The study “PAX7 target genes are globally repressed in facioscapulohumeral muscular dystrophy skeletal muscle” was published in the journal Nature Communications.
Previous studies have genetically linked FSHD, an inherited muscle dystrophy, to an array of repeats located at the end of chromosome 4, a region known as D4Z4. As a consequence of such repeats, the DUX4 gene is turned on.
DUX4 is a transcription factor, which means it has the ability to bind specific DNA segments, its target genes, and regulate their expression – either on or off. However, the expression of DUX4 gene has been difficult to detect in FSDH muscle biopsies, leading to debate on whether it could be considered as a biomarker for the disease.
PAX7 is a major regulator of myogenesis — formation of muscular tissue that was shown to rescue cells from DUX4-mediated cell death.

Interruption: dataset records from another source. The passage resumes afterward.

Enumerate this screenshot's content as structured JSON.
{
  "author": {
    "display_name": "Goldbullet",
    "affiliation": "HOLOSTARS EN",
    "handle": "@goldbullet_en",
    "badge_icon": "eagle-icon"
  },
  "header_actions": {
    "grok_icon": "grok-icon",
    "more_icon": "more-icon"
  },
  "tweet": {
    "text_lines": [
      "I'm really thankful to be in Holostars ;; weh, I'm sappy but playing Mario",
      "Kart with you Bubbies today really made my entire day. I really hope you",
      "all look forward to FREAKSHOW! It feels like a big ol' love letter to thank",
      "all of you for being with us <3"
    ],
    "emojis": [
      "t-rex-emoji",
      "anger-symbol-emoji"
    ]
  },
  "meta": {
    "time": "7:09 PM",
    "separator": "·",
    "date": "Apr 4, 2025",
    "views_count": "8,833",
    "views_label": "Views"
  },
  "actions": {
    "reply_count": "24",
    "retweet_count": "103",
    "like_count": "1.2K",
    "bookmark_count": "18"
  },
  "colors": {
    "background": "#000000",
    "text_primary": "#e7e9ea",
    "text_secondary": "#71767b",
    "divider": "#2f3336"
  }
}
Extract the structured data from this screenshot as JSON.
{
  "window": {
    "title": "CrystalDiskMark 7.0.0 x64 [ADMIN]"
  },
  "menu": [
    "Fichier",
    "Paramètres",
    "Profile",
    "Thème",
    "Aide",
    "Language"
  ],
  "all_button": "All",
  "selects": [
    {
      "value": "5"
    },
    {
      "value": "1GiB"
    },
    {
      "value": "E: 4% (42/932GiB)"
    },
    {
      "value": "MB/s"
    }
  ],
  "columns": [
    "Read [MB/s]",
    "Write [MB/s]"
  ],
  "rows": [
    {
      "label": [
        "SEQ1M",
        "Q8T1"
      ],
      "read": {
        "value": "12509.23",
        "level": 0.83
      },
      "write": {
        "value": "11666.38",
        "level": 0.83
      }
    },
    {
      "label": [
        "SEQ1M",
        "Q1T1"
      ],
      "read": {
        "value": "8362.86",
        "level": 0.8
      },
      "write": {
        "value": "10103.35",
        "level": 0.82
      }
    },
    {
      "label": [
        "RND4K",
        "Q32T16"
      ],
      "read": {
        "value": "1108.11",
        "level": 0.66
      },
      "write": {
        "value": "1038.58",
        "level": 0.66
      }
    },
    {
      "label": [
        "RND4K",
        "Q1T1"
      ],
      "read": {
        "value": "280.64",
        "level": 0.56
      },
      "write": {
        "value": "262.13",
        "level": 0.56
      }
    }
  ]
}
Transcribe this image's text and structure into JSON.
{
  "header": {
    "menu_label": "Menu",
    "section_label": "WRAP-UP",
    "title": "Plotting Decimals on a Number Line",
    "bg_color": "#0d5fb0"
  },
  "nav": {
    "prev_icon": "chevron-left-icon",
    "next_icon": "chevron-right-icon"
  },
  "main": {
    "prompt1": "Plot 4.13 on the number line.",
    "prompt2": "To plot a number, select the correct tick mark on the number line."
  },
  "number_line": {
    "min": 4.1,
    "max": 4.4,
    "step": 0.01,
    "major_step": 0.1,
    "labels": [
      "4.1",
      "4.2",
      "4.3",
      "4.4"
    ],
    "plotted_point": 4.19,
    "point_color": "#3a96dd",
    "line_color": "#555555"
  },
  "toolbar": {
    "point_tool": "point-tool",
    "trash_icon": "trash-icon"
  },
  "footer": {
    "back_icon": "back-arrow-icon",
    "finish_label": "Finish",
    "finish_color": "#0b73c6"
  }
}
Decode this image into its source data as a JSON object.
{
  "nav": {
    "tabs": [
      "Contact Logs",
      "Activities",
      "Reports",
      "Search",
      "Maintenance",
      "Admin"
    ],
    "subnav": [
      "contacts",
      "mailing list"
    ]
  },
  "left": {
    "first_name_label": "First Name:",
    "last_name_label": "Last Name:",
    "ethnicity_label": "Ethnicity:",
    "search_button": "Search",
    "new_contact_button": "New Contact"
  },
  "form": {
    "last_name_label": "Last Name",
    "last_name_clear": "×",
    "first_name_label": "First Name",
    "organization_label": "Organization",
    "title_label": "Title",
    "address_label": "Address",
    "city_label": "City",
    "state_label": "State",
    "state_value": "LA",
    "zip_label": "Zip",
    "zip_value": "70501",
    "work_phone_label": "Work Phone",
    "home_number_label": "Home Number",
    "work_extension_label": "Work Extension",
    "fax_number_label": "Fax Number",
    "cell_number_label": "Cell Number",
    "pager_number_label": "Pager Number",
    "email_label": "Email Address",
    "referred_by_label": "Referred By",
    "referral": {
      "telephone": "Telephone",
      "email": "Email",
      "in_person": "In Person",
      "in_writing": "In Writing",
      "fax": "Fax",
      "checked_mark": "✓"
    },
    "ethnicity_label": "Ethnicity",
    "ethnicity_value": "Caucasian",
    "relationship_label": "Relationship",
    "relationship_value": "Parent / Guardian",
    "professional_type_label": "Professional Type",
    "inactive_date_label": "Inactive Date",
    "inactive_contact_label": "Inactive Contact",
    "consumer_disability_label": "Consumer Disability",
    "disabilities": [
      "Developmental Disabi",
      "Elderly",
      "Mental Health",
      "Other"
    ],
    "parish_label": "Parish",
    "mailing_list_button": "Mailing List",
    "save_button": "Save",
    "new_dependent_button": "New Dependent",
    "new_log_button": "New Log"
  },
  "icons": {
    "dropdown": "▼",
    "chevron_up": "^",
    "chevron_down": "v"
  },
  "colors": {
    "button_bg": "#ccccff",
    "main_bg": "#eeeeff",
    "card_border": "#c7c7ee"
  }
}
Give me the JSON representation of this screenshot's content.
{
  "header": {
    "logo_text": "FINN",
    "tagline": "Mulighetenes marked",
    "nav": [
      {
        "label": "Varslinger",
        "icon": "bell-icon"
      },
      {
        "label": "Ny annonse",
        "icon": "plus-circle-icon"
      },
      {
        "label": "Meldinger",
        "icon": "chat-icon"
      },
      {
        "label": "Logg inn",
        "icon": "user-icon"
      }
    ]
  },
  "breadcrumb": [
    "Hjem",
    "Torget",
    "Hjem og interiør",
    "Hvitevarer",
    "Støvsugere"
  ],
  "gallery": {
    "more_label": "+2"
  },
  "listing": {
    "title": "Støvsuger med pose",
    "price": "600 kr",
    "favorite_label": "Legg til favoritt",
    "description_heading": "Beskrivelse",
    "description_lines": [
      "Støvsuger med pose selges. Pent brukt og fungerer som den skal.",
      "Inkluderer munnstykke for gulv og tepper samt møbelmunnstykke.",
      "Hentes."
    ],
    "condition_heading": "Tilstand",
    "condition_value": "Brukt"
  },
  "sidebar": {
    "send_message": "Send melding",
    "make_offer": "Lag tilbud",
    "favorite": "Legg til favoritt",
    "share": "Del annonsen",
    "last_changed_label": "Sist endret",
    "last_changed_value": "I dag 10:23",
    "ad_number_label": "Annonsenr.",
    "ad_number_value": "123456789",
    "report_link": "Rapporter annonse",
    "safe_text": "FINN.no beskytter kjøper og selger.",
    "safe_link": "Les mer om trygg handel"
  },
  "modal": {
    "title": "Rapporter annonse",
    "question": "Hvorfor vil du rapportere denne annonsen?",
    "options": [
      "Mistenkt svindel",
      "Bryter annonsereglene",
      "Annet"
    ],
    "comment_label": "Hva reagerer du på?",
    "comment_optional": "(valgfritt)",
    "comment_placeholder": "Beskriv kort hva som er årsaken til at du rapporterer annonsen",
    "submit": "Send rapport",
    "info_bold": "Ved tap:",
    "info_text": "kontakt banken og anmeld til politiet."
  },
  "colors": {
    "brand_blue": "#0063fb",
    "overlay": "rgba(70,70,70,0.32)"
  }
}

Now, researchers propose that suppression of the PAX7 transcription factor target gene network is a new hallmark for the disease.
The researchers used data from six previous FSHD muscle biopsy gene expression studies and validated it through RNA-sequencing technology in muscle cells – a technique that identifies and determines the RNA molecules. They researchers discovered that DUX4 also perturbs the PAX7 target-gene network.
Activation of DUX4, researchers explained, may lead to FSHD by two mechanisms: first by activating a set of genes that promote muscle cell death and, consequently, contribute to disease progression; and secondly, by perturbing the ability of PAX7 to regulate its target genes, resulting in significant alterations that also promote the disease.
The results support PAX7 target gene repression as a new hallmark for FSHD. This new molecular event should be considered for future studies related to the disease pathology and therapy.
Overall, “we propose that the model of FSHD molecular pathogenesis should be updated to incorporate PAX7 target gene repression as an important molecular mechanism and to refine current therapeutic strategies,” the study concluded.